With such a robust arsenal available to today's marketers, however, it can become quite tempting to report on every available piece of data. While much of this data is indeed important, only a small selection of them does a good job of gauging the impact of marketing and advertising effectiveness.
So your organization chose an analytical tool to measure its campaigns and website: What should your measurement be focused on? Key Performance Indicators (KPIs)!
KPIs and You
KPIs are metrics and insights that are used to measure the success of a website or campaign. These KPIs typically demonstrate the success of your website at accomplishing the tasks it was designed for. Check out the visual below for a nice little example:In order to identify KPIs for measurement, you must first determine the purpose of your organization's website or campaign. In the case of the above visual, the website exists to generate brand awareness, increase leads, and increase sales. Once you've identified these high-level goals, you must then look at what your analytical tool can measure and align the right metrics to the appropriate goals. For example, the amount of new visitors and direct traffic to the website are great indicators into its ability to generate brand awareness. Keep in mind that these KPIs shouldn't always be limited to a single tool! In some cases, they may even require insights into foot traffic (i.e. increases in foot traffic to a branch or ATM).

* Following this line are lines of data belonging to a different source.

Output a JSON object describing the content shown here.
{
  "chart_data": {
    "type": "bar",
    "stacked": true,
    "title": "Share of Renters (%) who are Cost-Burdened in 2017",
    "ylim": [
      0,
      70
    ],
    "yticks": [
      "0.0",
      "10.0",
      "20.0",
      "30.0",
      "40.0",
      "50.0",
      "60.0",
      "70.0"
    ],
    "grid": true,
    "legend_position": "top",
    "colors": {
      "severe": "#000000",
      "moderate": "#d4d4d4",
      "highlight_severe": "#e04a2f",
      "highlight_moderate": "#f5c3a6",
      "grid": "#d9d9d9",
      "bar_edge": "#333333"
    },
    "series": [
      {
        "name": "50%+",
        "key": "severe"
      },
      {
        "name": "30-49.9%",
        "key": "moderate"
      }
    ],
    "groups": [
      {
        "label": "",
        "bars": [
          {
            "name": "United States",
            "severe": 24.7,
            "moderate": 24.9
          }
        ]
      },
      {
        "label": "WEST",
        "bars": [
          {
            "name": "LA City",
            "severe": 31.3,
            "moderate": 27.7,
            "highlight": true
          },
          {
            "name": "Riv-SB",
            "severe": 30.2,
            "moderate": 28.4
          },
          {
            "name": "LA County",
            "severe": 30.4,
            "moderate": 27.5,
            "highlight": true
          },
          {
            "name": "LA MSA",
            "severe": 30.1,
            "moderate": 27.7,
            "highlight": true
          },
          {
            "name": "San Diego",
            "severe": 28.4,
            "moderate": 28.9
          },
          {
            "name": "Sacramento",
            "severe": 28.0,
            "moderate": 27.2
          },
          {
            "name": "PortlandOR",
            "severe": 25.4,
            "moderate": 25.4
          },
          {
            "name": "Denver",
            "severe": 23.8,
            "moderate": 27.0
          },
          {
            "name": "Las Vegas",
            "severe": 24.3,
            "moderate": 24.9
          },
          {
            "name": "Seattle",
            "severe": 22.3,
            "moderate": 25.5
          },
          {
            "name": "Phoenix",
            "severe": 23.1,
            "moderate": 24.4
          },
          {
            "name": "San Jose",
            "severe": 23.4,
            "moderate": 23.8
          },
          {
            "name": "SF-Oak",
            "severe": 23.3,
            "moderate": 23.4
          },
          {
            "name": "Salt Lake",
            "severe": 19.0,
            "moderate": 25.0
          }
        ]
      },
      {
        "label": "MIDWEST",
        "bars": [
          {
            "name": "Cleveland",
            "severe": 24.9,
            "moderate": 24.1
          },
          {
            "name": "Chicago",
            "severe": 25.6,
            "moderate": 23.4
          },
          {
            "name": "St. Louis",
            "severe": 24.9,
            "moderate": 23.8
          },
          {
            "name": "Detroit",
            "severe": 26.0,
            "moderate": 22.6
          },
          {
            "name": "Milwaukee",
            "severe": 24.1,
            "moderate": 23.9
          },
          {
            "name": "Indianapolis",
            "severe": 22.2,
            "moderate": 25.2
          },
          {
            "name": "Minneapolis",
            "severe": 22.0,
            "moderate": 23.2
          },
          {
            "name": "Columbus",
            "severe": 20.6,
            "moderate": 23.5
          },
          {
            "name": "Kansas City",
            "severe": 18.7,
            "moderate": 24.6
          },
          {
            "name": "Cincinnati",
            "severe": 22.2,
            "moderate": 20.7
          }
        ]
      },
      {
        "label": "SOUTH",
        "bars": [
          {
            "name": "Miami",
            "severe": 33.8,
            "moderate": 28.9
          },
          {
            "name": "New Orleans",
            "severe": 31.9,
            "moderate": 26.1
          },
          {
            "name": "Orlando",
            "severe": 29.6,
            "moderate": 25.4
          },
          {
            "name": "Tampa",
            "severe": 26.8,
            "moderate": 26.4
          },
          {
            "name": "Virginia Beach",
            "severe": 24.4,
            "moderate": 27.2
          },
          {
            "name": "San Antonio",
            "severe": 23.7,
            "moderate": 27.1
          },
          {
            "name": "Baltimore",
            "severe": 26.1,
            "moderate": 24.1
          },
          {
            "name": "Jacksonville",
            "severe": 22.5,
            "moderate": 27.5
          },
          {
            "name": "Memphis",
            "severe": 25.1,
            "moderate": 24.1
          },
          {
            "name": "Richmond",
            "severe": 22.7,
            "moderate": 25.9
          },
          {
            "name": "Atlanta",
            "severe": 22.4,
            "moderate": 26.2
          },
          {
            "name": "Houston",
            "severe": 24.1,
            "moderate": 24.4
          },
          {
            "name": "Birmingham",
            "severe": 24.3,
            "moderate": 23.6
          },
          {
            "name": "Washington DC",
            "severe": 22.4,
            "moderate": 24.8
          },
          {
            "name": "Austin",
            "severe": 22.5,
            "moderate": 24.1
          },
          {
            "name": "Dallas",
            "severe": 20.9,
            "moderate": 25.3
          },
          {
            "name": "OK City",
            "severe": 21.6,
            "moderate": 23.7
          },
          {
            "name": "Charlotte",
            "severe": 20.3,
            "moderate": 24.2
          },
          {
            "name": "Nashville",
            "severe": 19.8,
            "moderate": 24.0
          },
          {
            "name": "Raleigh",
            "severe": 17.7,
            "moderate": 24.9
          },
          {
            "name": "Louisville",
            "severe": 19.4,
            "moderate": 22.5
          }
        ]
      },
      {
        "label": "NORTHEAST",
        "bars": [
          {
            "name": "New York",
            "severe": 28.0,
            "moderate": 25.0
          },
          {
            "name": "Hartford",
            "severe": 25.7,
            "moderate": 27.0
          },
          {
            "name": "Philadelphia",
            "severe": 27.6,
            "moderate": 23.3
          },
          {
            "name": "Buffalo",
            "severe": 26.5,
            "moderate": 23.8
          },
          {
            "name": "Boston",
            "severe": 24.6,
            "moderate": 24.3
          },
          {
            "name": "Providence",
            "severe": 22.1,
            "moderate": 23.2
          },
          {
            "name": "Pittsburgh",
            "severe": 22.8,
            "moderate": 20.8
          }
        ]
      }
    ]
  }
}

Want to impress the decision-makers even more? Use those KPIs to demonstrate Return on Investment! The people with the power to allocate budgets and make decisions often glaze over when presented with standard metrics. While they will definitely be impressed with the KPIs you've come up with, showing them ROI on the marketing budget will knock the ball out of the park. This requires that you have visibility into profit margins for a given initiative. If that isn't readily available to you, you might want to find out how to get it!